Brain Metastases Diagnosis And Medical Malpractice

April 1, 2020

By Grossman Green PLLC

Many Kentucky residents will face a battle with cancer at some point during their lives. According to a new study, researchers have identified three primary risk factors for brain metastases among extensive disease small-cell lung cancer (ED-SLC) patients. These findings could help medical providers identify patients who would benefit from prophylactic cranial irradiation (PCI) treatment.

The study looked at 190 patients with ED-SLC who underwent magnetic resonance imaging (MRI) scans during their treatments. PCI was used in 27.9% of patients. At follow-up exams at approximately 10 months, patients with extrathoracic metastases, hypermetabolism of bone marrow of spleen and those with high neutrophil-to-lymphocyte ratio were all at high risk of development of brain metastases.

PCI treatment among these high-risk patients was found to significantly improve brain metastases-free one-year survival rates (94.7% compared to 62.1%). There was no significant difference identified among low-risk patients who received PCI treatment. Researchers found no difference in survival rates for patients who received PCI and were at high risk for metastases not involving the brain.
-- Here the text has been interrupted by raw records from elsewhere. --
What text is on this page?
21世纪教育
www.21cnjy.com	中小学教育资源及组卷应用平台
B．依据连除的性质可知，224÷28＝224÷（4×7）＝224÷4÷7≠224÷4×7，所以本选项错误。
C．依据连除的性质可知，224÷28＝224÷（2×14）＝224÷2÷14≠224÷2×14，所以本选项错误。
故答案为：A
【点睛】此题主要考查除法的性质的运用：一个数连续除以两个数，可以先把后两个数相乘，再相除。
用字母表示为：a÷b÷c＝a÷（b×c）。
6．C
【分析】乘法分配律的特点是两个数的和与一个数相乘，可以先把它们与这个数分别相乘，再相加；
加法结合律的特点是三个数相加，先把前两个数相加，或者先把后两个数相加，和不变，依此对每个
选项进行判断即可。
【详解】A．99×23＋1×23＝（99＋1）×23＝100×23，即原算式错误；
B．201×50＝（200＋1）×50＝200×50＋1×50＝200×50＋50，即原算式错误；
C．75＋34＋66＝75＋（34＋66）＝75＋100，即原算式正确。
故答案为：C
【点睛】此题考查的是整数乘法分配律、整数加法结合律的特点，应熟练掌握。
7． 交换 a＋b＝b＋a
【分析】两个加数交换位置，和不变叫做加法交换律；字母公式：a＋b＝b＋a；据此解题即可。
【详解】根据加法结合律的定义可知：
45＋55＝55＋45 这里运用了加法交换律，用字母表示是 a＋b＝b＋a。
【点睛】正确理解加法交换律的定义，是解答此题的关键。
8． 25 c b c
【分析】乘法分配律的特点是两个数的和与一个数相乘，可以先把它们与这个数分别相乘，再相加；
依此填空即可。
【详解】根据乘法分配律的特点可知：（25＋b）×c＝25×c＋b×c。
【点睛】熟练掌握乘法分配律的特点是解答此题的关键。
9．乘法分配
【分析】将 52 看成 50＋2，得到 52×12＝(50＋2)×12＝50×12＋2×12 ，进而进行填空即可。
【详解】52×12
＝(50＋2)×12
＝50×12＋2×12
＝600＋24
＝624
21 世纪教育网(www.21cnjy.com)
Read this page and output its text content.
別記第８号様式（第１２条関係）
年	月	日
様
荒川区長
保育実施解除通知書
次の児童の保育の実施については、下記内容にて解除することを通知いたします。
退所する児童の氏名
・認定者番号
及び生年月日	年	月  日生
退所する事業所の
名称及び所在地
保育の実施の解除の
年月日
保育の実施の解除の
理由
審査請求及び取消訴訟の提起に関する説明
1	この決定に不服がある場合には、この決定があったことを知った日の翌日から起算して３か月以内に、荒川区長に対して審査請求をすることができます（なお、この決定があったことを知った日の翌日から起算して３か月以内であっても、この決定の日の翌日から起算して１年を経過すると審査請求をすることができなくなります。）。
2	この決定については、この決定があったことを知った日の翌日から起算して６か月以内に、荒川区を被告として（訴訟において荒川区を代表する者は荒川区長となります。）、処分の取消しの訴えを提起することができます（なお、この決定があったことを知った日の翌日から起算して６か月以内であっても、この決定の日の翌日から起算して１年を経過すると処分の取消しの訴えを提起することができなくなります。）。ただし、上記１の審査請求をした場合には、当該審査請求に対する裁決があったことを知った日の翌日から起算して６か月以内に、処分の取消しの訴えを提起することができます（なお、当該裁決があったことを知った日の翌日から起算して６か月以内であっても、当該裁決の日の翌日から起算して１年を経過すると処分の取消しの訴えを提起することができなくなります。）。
Researchers noted that their findings were limited due to the small number of patients studied. They concluded that “selective use of PCI in ED-SCLC according to the risk stratification is recommended” but added that more studies are needed to validate their findings.

Failure to diagnose and properly treat a medical condition is one type of health care malpractice. Medical providers are required to keep themselves informed of the latest research and provide treatments that adhere to the standard of care for their specialty.

An experienced attorney could help a client who did not receive the correct diagnosis or treatment for their condition. For example, legal counsel may be able to argue that failing to provide a treatment that has been adopted as a widespread practice among oncologists for certain high-risk patients falls below the standard of care.